Nel 1958 il primo ministro britannico Harold Macmillan osservava che “il dialogo è meglio della guerra”. In altre parole parlare è meglio che combattere. Macmillan conosceva bene sia la diplomazia sia le questioni militari: durante la prima guerra mondiale era stato gravemente ferito e, come primo ministro, dovette fare i conti con le minacce nucleari della guerra fredda, in particolare durante la crisi dei missili a Cuba. Anche John F. Kennedy, che era presidente degli Stati Uniti in quel periodo, conosceva bene l’importanza dei canali diplomatici e la brutalità della guerra: nel 1943, mentre prestava servizio in marina, era stato ferito gravemente alla schiena.

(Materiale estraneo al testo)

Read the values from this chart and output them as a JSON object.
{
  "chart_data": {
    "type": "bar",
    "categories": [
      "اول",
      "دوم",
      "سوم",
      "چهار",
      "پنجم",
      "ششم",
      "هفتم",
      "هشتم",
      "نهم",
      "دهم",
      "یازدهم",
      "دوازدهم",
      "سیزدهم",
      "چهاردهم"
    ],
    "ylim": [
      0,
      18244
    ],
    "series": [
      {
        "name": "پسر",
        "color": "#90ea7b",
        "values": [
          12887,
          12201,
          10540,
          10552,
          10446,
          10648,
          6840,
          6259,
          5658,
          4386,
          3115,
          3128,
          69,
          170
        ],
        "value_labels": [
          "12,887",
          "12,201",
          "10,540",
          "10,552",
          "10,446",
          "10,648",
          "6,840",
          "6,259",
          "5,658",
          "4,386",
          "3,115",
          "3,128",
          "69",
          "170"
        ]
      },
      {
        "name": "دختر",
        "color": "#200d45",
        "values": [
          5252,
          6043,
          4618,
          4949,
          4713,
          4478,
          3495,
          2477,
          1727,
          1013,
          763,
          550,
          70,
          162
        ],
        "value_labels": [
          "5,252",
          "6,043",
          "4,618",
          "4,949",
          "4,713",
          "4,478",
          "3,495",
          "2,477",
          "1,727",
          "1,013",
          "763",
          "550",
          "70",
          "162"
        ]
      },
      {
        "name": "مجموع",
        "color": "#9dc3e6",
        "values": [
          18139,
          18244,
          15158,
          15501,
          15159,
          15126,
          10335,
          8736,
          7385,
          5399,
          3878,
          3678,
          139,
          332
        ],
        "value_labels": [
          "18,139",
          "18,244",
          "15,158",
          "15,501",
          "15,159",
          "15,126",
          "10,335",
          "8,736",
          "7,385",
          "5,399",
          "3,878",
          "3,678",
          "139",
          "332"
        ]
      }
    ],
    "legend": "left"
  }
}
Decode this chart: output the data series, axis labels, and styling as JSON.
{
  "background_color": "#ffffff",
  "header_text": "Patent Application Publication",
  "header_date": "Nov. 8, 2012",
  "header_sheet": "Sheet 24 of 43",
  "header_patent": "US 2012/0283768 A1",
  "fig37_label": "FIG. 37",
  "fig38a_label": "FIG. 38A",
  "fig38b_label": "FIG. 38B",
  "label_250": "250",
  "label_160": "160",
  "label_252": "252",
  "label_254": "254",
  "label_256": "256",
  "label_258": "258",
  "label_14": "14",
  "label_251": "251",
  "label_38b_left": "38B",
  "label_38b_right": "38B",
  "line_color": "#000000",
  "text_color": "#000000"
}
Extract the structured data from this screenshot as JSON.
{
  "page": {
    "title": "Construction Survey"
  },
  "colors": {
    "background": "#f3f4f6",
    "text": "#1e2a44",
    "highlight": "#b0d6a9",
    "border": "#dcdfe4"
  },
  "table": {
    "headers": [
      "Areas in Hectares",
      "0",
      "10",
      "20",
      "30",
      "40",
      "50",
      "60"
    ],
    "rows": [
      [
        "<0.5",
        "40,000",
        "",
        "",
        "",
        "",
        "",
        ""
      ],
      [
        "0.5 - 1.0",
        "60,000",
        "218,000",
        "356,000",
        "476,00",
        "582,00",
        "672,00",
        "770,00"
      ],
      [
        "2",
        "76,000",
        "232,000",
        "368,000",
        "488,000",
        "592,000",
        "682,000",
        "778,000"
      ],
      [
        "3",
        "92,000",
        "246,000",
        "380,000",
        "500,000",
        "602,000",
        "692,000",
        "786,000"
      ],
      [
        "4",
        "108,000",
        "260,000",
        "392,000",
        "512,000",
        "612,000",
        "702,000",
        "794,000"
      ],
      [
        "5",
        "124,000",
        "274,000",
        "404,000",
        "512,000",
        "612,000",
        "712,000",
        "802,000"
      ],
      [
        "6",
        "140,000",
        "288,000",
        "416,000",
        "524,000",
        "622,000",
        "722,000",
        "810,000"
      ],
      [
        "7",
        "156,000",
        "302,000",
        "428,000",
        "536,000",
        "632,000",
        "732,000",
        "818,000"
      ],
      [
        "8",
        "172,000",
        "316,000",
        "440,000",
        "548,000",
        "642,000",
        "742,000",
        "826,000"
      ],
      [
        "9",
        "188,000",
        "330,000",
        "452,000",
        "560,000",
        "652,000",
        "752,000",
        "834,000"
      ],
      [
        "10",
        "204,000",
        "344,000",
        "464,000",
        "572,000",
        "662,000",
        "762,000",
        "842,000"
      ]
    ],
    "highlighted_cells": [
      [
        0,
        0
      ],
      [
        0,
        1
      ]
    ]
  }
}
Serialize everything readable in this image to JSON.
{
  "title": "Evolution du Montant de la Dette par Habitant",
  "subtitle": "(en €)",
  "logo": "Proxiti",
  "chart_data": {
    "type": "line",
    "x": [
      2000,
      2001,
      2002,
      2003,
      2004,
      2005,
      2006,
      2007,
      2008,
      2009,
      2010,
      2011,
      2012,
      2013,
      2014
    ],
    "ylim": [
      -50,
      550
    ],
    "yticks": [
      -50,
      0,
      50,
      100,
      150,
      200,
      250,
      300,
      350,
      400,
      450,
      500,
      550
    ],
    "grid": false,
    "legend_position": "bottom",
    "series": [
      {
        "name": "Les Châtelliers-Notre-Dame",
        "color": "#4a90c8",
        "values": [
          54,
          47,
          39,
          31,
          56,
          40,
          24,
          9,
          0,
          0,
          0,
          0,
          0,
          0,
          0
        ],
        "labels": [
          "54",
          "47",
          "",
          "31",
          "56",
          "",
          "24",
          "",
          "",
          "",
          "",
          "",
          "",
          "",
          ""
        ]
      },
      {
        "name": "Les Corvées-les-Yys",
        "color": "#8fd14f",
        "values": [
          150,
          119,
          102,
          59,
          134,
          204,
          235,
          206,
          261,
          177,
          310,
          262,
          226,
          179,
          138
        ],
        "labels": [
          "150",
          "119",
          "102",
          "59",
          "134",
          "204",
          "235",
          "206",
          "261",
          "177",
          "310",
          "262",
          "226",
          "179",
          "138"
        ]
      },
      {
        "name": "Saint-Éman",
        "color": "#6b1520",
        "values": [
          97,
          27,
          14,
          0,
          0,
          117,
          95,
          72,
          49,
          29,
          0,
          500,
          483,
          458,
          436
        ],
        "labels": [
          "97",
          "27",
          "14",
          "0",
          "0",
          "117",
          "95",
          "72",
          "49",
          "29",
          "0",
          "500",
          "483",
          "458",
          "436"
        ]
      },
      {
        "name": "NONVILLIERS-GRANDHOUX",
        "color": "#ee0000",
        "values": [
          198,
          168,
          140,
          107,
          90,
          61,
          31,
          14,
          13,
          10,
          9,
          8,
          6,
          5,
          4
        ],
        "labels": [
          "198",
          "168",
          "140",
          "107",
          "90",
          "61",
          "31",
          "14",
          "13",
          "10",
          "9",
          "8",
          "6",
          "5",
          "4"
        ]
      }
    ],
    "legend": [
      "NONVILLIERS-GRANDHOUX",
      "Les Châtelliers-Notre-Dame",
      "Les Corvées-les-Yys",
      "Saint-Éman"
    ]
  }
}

L’ex ministro britannico per lo sviluppo Andrew Mitchell, del Partito conservatore, teme che la saggezza acquisita da leader come Kennedy e Macmillan sia svanita dalla memoria collettiva proprio ora che ce ne sarebbe più bisogno: “Il mondo ha dimenticato le lezioni della prima guerra mondiale, quando milioni di persone furono uccise, e anche le promesse fatte dalla generazione dei nostri nonni, secondo cui una cosa del genere non sarebbe più successa”, dice.
Secondo una teoria elaborata da William Strauss e Neil Howe le guerre che definiscono un’epoca si ripetono circa ogni 85 anni, quando le generazioni dimenticano l’esperienza faticosamente acquisita dai loro antenati. Quindi un conflitto di quel tipo potrebbe scoppiare da un momento all’altro. E anche se è sempre più evidente che il mondo sta andando nella direzione sbagliata, sostiene Mitchell, i governi hanno perso di vista il valore della “negoziazione”. La perdita dell’istinto diplomatico non si manifesta solo nella retorica ma anche nei bilanci. L’occidente industrializzato sta rapidamente riducendo gli investimenti nel soft power (il potere di attrazione e persuasione) tagliando drasticamente gli aiuti allo sviluppo e riducendo le reti diplomatiche, dirottando risorse verso la difesa.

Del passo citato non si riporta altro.